Scientists have trained an artificial intelligence (AI) system to see things the way humans do, by inferring an environment with just a few quick glimpses around, that may pave the way for more effective search-and-rescue robots.
Most AI tools are trained for very specific tasks, such as to recognise an object or estimate its volume in an environment they have experienced before.
Scientists at University of Texas at Austin in the US wanted to develop an AI for general purpose, gathering visual information that can then be used for a wide range of tasks. "We want an agent that is generally equipped to enter environments and be ready for new perception tasks as they arise," said Kristen Grauman, a professor at University of Texas.
"It behaves in a way that's versatile and able to succeed at different tasks because it has learned useful patterns about the visual world," Grauman said in a statement. The research, published their results today in the journal Science Robotics, used deep learning, a type of machine learning inspired by the brain's neural networks, to train their agent on thousands of 360-degree images of different environments.
Now, when presented with a scene it has never seen before, the agent uses its experience to choose a few glimpses -- like a tourist standing in the middle of a cathedral taking a few snapshots in different directions -- that together add up to less than 20 per cent of the full scene. What makes this system so effective is that it is not just taking pictures in random directions but, after each glimpse, choosing the next shot that it predicts will add the most new information about the whole scene.
Based on glimpses, the agent infers what it would have seen if it had looked in all the other directions, reconstructing a full 360-degree image of its surroundings. "It learns to make intelligent guesses about where to gather visual information to succeed in perception tasks," Grauman said. One of the main challenges the scientists set for themselves was to design an agent that can work under tight time constraints.

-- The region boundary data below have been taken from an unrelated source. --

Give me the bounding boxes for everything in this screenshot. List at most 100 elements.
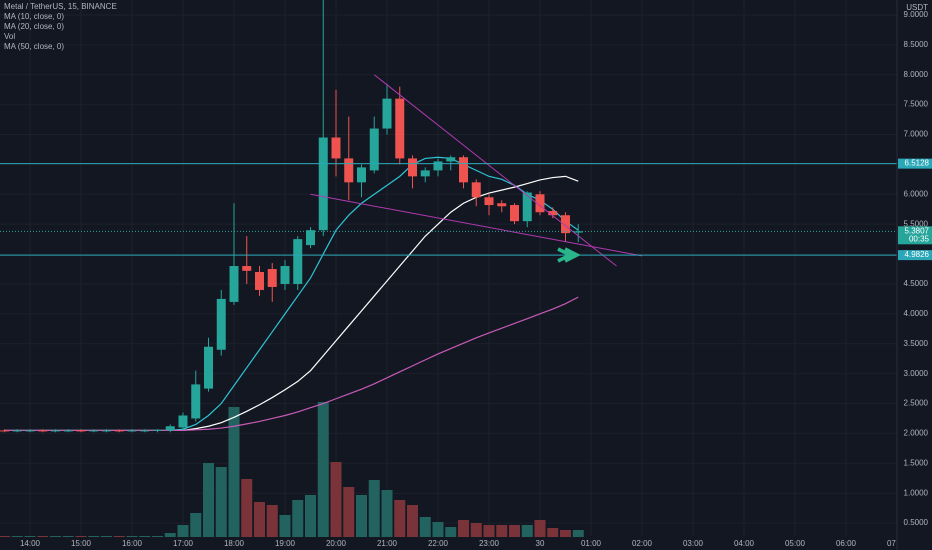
volume-bar xyxy=(228,407,240,537)
candle-body xyxy=(535,194,545,213)
candle-body xyxy=(76,430,86,432)
x-tick-label: 14:00 xyxy=(20,539,41,548)
volume-bar xyxy=(458,520,469,537)
volume-bar xyxy=(330,462,342,537)
y-tick-label: 2.0000 xyxy=(904,429,929,438)
level-label: 6.5128 xyxy=(905,159,930,168)
volume-bar xyxy=(62,536,74,537)
candle-body xyxy=(369,128,379,171)
candle-body xyxy=(433,161,443,171)
y-tick-label: 5.5000 xyxy=(904,219,929,228)
candle-body xyxy=(331,137,341,159)
volume-bar xyxy=(215,467,227,537)
candle-body xyxy=(127,430,137,432)
x-tick-label: 03:00 xyxy=(683,539,704,548)
volume-bar xyxy=(0,536,10,537)
y-tick-label: 3.5000 xyxy=(904,339,929,348)
x-tick-label: 18:00 xyxy=(224,539,245,548)
candle-body xyxy=(63,430,73,432)
candle-body xyxy=(114,430,124,432)
volume-bar xyxy=(419,517,431,537)
y-tick-label: 6.0000 xyxy=(904,189,929,198)
indicator-label: MA (20, close, 0) xyxy=(4,22,64,31)
candle-body xyxy=(561,215,570,234)
y-tick-label: 0.5000 xyxy=(904,518,929,527)
volume-bar xyxy=(279,515,291,537)
x-tick-label: 01:00 xyxy=(581,539,602,548)
y-tick-label: 2.5000 xyxy=(904,399,929,408)
volume-bar xyxy=(356,495,367,537)
candle-body xyxy=(484,197,494,206)
candle-body xyxy=(153,429,162,431)
x-tick-label: 20:00 xyxy=(326,539,347,548)
candle-body xyxy=(293,239,303,284)
trendline xyxy=(310,193,643,257)
candle-body xyxy=(306,230,315,246)
y-tick-label: 3.0000 xyxy=(904,369,929,378)
arrow-icon xyxy=(557,247,581,263)
candle-body xyxy=(395,98,405,159)
volume-bar xyxy=(534,520,546,537)
candle-body xyxy=(573,231,583,233)
level-label: 4.9826 xyxy=(905,250,930,259)
candle-body xyxy=(280,266,290,284)
candle-body xyxy=(497,203,507,207)
x-tick-label: 06:00 xyxy=(836,539,857,548)
candle-body xyxy=(89,430,99,432)
y-tick-label: 7.0000 xyxy=(904,130,929,139)
axis-unit: USDT xyxy=(906,3,928,12)
volume-bar xyxy=(343,487,355,537)
level-label-box xyxy=(898,158,932,169)
x-tick-label: 30 xyxy=(536,539,545,548)
countdown-label: 00:35 xyxy=(909,234,930,243)
volume-bar xyxy=(572,530,584,537)
x-tick-label: 17:00 xyxy=(173,539,194,548)
candle-body xyxy=(242,266,252,271)
candle-body xyxy=(255,272,264,290)
volume-bar xyxy=(305,495,316,537)
chart-title: Metal / TetherUS, 15, BINANCE xyxy=(4,2,117,11)
volume-bar xyxy=(470,523,482,537)
volume-bar xyxy=(37,536,49,537)
candle-body xyxy=(510,205,519,222)
volume-bar xyxy=(317,402,329,537)
x-tick-label: 22:00 xyxy=(428,539,449,548)
volume-bar xyxy=(139,536,151,537)
candle-body xyxy=(216,298,226,350)
candle-body xyxy=(12,430,22,432)
last-price-label: 5.3807 xyxy=(905,226,930,235)
volume-bar xyxy=(254,502,265,537)
volume-bar xyxy=(152,536,163,537)
candle-body xyxy=(0,430,9,432)
volume-bar xyxy=(547,528,559,537)
volume-bar xyxy=(164,533,176,537)
price-scale xyxy=(897,0,932,550)
candle-body xyxy=(408,158,417,177)
volume-bar xyxy=(394,500,406,537)
candle-body xyxy=(522,192,532,222)
candle-body xyxy=(459,157,468,183)
indicator-label: Vol xyxy=(4,32,15,41)
volume-bar xyxy=(266,505,278,537)
volume-bar xyxy=(509,525,520,537)
x-tick-label: 16:00 xyxy=(122,539,143,548)
volume-bar xyxy=(496,525,508,537)
volume-bar xyxy=(203,463,214,537)
candle-body xyxy=(344,158,354,183)
candle-body xyxy=(420,170,430,177)
volume-bar xyxy=(190,513,202,537)
y-tick-label: 9.0000 xyxy=(904,10,929,19)
candle-body xyxy=(318,137,328,231)
volume-bar xyxy=(241,479,253,537)
volume-bar xyxy=(407,505,418,537)
volume-bar xyxy=(560,530,571,537)
candle-body xyxy=(25,430,35,432)
volume-bar xyxy=(292,500,304,537)
candle-body xyxy=(140,430,150,432)
trendline xyxy=(373,74,617,267)
candle-body xyxy=(229,266,239,302)
candle-body xyxy=(51,430,60,432)
candle-body xyxy=(191,384,201,419)
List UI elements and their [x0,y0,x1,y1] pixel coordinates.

This would be critical in a search-and-rescue application. For example, in a burning building a robot would be called upon to quickly locate people, flames and hazardous materials and relay that information to firefighters. For now, the new agent operates like a person standing in one spot, with the ability to point a camera in any direction but not able to move to a new position. Equivalently, the agent could gaze upon an object it is holding and decide how to turn the object to inspect another side of it. Next, the researchers are developing the system further to work in a fully mobile robot.